The problem is that Detroit shouldn't have been in the position to need a 14-point comeback in the final two minutes of regulation to force overtime. The Lions allowed what on paper is a vastly inferior Titans team to dictate large portions of the game. That can't happen again if Detroit wants to have any chance of returning to the playoffs this season.

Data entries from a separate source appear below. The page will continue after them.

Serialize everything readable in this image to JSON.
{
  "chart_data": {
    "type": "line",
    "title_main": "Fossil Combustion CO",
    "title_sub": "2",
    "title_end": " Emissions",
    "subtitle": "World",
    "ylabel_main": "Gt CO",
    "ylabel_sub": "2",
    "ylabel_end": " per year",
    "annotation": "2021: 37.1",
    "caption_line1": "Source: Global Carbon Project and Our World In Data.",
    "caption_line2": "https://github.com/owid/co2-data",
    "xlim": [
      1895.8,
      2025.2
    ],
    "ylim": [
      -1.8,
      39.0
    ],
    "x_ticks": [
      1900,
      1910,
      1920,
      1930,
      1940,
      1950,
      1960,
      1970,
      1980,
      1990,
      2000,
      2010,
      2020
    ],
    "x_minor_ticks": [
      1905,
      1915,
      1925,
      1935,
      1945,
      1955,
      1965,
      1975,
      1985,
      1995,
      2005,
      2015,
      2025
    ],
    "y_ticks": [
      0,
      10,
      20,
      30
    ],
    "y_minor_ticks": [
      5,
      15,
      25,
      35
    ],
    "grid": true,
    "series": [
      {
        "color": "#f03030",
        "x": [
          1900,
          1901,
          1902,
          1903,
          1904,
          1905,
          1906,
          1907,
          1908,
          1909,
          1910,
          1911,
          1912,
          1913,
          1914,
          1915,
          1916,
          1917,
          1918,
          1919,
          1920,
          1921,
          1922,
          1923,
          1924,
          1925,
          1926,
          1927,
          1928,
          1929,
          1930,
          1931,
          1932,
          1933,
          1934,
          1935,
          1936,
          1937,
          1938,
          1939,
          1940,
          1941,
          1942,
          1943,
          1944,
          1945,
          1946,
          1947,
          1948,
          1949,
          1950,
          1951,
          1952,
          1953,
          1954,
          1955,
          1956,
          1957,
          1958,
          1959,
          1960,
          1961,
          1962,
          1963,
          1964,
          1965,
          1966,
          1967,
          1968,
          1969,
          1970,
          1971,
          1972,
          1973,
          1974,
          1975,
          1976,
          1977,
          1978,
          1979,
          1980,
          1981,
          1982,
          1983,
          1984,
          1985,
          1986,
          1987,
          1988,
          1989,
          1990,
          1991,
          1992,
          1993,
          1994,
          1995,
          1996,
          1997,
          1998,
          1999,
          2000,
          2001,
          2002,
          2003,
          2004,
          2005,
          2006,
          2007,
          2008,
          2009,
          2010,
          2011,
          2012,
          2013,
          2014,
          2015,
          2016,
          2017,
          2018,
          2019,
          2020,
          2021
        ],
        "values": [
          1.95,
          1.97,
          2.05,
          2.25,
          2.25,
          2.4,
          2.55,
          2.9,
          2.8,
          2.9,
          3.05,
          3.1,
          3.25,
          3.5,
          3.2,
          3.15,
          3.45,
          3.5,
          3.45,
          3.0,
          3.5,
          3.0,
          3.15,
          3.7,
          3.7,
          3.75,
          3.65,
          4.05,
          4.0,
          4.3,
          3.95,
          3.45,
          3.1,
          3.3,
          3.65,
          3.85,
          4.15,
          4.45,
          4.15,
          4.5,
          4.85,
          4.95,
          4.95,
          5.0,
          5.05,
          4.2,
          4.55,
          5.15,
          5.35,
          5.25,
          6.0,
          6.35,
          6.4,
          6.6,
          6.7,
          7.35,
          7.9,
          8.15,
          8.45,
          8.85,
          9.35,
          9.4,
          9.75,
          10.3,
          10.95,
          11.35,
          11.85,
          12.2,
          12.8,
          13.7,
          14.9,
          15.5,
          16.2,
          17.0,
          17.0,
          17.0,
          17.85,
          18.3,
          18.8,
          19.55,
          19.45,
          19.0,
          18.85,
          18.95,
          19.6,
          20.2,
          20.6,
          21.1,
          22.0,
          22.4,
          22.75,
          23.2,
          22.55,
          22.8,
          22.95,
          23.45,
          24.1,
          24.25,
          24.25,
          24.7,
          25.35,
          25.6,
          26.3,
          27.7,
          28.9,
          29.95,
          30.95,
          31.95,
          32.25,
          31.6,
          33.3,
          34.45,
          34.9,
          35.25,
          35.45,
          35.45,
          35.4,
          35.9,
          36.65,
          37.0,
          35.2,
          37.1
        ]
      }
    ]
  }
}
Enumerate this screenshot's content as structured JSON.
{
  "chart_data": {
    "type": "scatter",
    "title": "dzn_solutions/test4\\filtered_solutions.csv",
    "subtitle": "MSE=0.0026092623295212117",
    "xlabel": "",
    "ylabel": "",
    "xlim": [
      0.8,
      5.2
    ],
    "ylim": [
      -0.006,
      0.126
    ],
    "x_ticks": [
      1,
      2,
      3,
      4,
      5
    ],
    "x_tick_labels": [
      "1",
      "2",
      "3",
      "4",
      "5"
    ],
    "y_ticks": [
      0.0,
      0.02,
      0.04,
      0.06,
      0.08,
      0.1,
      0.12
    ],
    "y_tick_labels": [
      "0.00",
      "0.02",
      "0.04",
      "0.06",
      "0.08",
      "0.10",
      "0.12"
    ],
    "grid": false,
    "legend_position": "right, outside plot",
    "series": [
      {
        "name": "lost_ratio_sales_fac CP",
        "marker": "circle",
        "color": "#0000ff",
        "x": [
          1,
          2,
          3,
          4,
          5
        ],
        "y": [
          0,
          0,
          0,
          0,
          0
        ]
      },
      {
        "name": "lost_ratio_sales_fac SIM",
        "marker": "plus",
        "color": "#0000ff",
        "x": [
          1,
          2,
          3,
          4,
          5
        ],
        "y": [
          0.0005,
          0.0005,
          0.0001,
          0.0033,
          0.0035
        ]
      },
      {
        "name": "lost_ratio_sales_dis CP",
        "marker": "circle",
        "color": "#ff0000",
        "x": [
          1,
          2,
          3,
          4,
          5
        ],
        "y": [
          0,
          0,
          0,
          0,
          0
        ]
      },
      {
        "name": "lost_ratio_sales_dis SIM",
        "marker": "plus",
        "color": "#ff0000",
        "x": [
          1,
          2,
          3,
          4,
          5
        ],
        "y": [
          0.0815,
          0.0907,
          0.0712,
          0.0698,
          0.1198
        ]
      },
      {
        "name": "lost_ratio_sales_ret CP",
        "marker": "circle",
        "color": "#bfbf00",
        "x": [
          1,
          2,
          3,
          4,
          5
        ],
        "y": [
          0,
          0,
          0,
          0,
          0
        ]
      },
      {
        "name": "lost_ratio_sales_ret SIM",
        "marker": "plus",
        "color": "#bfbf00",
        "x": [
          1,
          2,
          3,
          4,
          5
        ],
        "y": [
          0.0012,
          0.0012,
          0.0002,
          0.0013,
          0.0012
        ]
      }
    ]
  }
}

RB Mikel Leshoure's 26 carries for 100 yards gave Detroit a truly balanced offensive attack. Leshoure's performance was wasted somewhat by the Lions' inefficiency on third down (3-12), the team's inability to solve Tennessee's two-high safety coverage in the first half, and a miscommunication on the final fourth down. Part of Detroit's offensive difficulty before halftime stemmed from their virtual abandonment of Calvin Johnson. Johnson had just two first half targets, and the team had nine points. By contrast, Johnson was targeted 10 times in the second half, and Detroit put 32 points on the board. Reserve QB Shaun Hill deserves commendation for his performance in relief of Matthew Stafford. Hill entered the game with virtually no warm-up, and impressively engineered two scoring drives in 76 seconds.
Cornerback Chris Houston's yeomen's effort is the only reason the defense didn't receive a failing grade. The Lions' vaunted D-line was a non-factor, failing to register a sack against a patchwork Titans offensive line. Detroit's linebacking corps struggled in pursuit of both Titans QB Jake Locker and his receivers. Apart from Houston's performance, the secondary could be best described as embarrassing. The DB corps allowed three touchdown plays of 60-plus yards, including one where Titans receiver Nate Washington caught a ball off of CB Jacob Lacey's shoulder pads that resulted in a 71-yard score.
Special Teams: D-
Like the defense, the efforts of a single player – kicker Jason Hanson – kept the unit from being described as an unabashed failure. He made all seven of his kicking attempts (four FGs, three PATs), and filled in admirably at punter for the injured Ben Graham. Hanson's efforts were overshadowed, however, by abysmal kickoff and punt coverage. Detroit fell victim to a carbon copy of Tennessee's “Music City Miracle” play on a first half punt, and the unit was manhandled by Titans' blockers while surrendering the longest kick return for a touchdown in Titans franchise history.
Detroit's commitment to re-establishing the run is admirable, and the fact that the Lions trailed by 14 points late in Sunday's game was due more to poor player execution than a substandard game plan. Any positives among the coaching staff's performance are mitigated by a continued lack of discipline – Detroit was penalized 10 times for 91 yards -- and the costly decision to try and draw Tennessee offside on the game's final play without using a huddle or calling time out. Ensuring that your team is on the same page in key situations is a responsibility that lies with the coaches, and Jim Schwartz and his staff failed when it counted the most.